The authors cited prevalence ranges from several other articles, with little discussion of the populations studied, the varying study methods used, or why such a wide range of values was obtained. Of particular concern here are the noncomparability of case definitions among these studies, including the present report, and lack of attention to the age-gender distribution of each population, although Dr. Stevens himself earlier showed age and gender to be associated with CTS.
Of the comparison studies listed, the only one with even generally comparable data collection methods (mailed survey, nerve conduction study offered to symptomatic cases) was that by Atroshi and colleagues. This paper gave a prevalence of 3.8 percent for clinically certain CTS and 2.7 percent for electrophysiologically confirmed CTS, which Stevens et al. astonishingly described as "similar," even though it was less then one-third as high as their estimate of 10.5 percent for clinically possible and definite CTS and 3.5 percent for electrophysiologically confirmed CTS.
Conclusion
The methodology used in the study was not appropriate to evaluate whether computer use causes carpal tunnel syndrome. The Mayo Clinic study is simply a description of the prevalence of one type of musculoskeletal disorder—CTS—among a group of computer users and no generalizations should be made based on this study. Finally, it is of note that the authors do, in fact, describe a substantial proportion of computer workers experienced pins and needles sensations or numbness in the hands (paresthesias). These paresthesias are not in themselves inconsequential in their effect on people's lives and may be indicative of other upper extremity musculoskeletal disorders.

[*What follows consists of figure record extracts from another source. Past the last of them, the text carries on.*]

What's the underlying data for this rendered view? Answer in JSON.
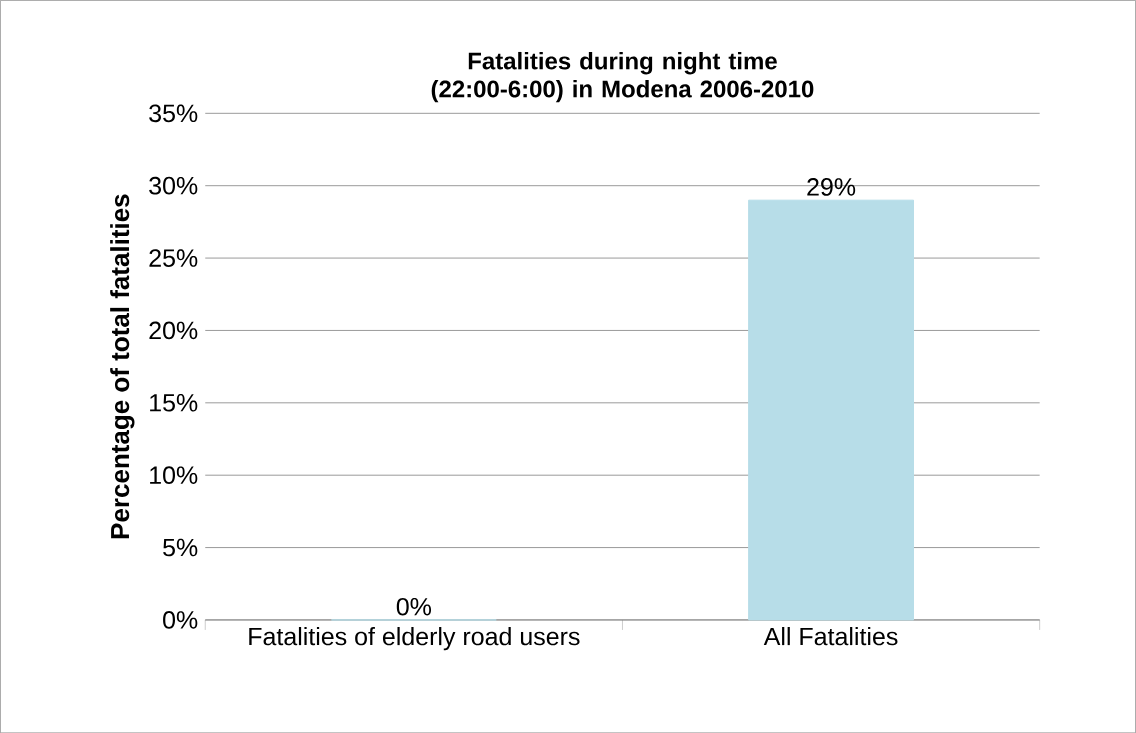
{
  "chart_data": {
    "type": "bar",
    "title": "Fatalities during night time (22:00-6:00) in Modena 2006-2010",
    "ylabel": "Percentage of total fatalities",
    "categories": [
      "Fatalities of elderly road users",
      "All Fatalities"
    ],
    "values": [
      0,
      29
    ],
    "value_labels": [
      "0%",
      "29%"
    ],
    "color": "#b7dde8",
    "ylim": [
      0,
      35
    ],
    "yticks": [
      {
        "value": 0,
        "label": "0%"
      },
      {
        "value": 5,
        "label": "5%"
      },
      {
        "value": 10,
        "label": "10%"
      },
      {
        "value": 15,
        "label": "15%"
      },
      {
        "value": 20,
        "label": "20%"
      },
      {
        "value": 25,
        "label": "25%"
      },
      {
        "value": 30,
        "label": "30%"
      },
      {
        "value": 35,
        "label": "35%"
      }
    ],
    "grid": "y"
  }
}
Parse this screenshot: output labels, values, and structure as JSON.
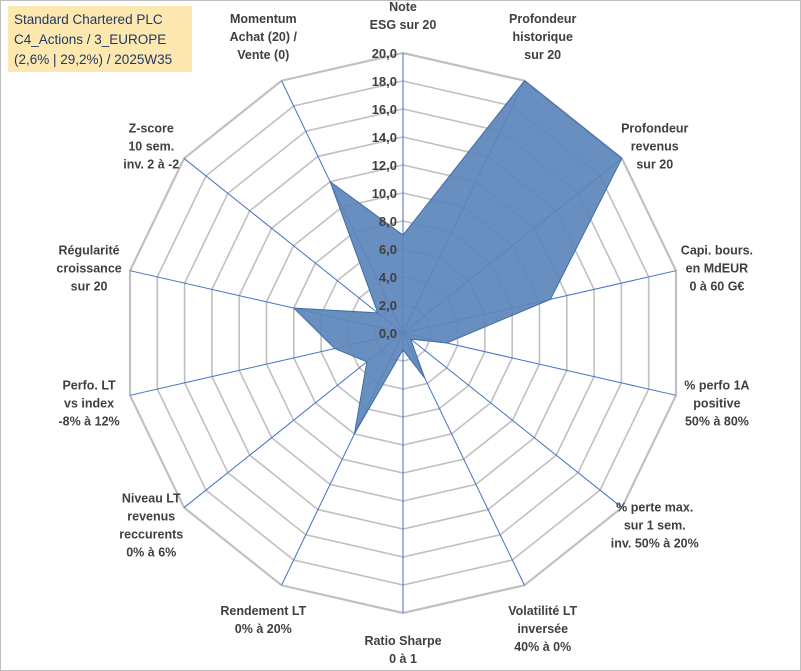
{
  "info_box": {
    "line1": "Standard Chartered PLC",
    "line2": "C4_Actions / 3_EUROPE",
    "line3": "(2,6% | 29,2%) / 2025W35"
  },
  "chart_data": {
    "type": "radar",
    "rmin": 0,
    "rmax": 20,
    "tick_step": 2,
    "tick_labels": [
      "0,0",
      "2,0",
      "4,0",
      "6,0",
      "8,0",
      "10,0",
      "12,0",
      "14,0",
      "16,0",
      "18,0",
      "20,0"
    ],
    "axes": [
      [
        "Note",
        "ESG sur 20"
      ],
      [
        "Profondeur",
        "historique",
        "sur 20"
      ],
      [
        "Profondeur",
        "revenus",
        "sur 20"
      ],
      [
        "Capi. bours.",
        "en MdEUR",
        "0 à 60 G€"
      ],
      [
        "% perfo 1A",
        "positive",
        "50% à 80%"
      ],
      [
        "% perte max.",
        "sur 1 sem.",
        "inv. 50% à 20%"
      ],
      [
        "Volatilité LT",
        "inversée",
        "40% à 0%"
      ],
      [
        "Ratio Sharpe",
        "0 à 1"
      ],
      [
        "Rendement LT",
        "0% à 20%"
      ],
      [
        "Niveau LT",
        "revenus",
        "reccurents",
        "0% à 6%"
      ],
      [
        "Perfo. LT",
        "vs index",
        "-8% à 12%"
      ],
      [
        "Régularité",
        "croissance",
        "sur 20"
      ],
      [
        "Z-score",
        "10 sem.",
        "inv. 2 à -2"
      ],
      [
        "Momentum",
        "Achat (20) /",
        "Vente (0)"
      ]
    ],
    "series": [
      {
        "values": [
          7.0,
          20.0,
          20.0,
          10.8,
          3.2,
          0.7,
          3.6,
          1.2,
          8.0,
          3.3,
          5.0,
          8.0,
          2.3,
          12.0
        ]
      }
    ],
    "colors": {
      "fill": "#5b86bb",
      "stroke": "#3f6ea5",
      "grid": "#c0c0c0",
      "spoke": "#4472c4"
    },
    "grid": true,
    "legend": "none"
  }
}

This fact sheet is based on information provided by Robin Herbert, M.D., Medical Co-Director, Mount Sinai Center for Occupational and Environmental Medicine, and Laura Punnett, Sc.D., Professor, Department of Work Environment, University of Massachusetts Lowell.
[ 1 ] Clarke Stevens, J. MD; Witt, John C. MD; Smith, Benn E. MD; Weaver, Amy L. MS, “The Frequency of Carpal Tunnel Syndrome in Computer Users at a Medical Facility,” Neurology, Volume 56(11), June 12, 2001, pp. 1568-1570.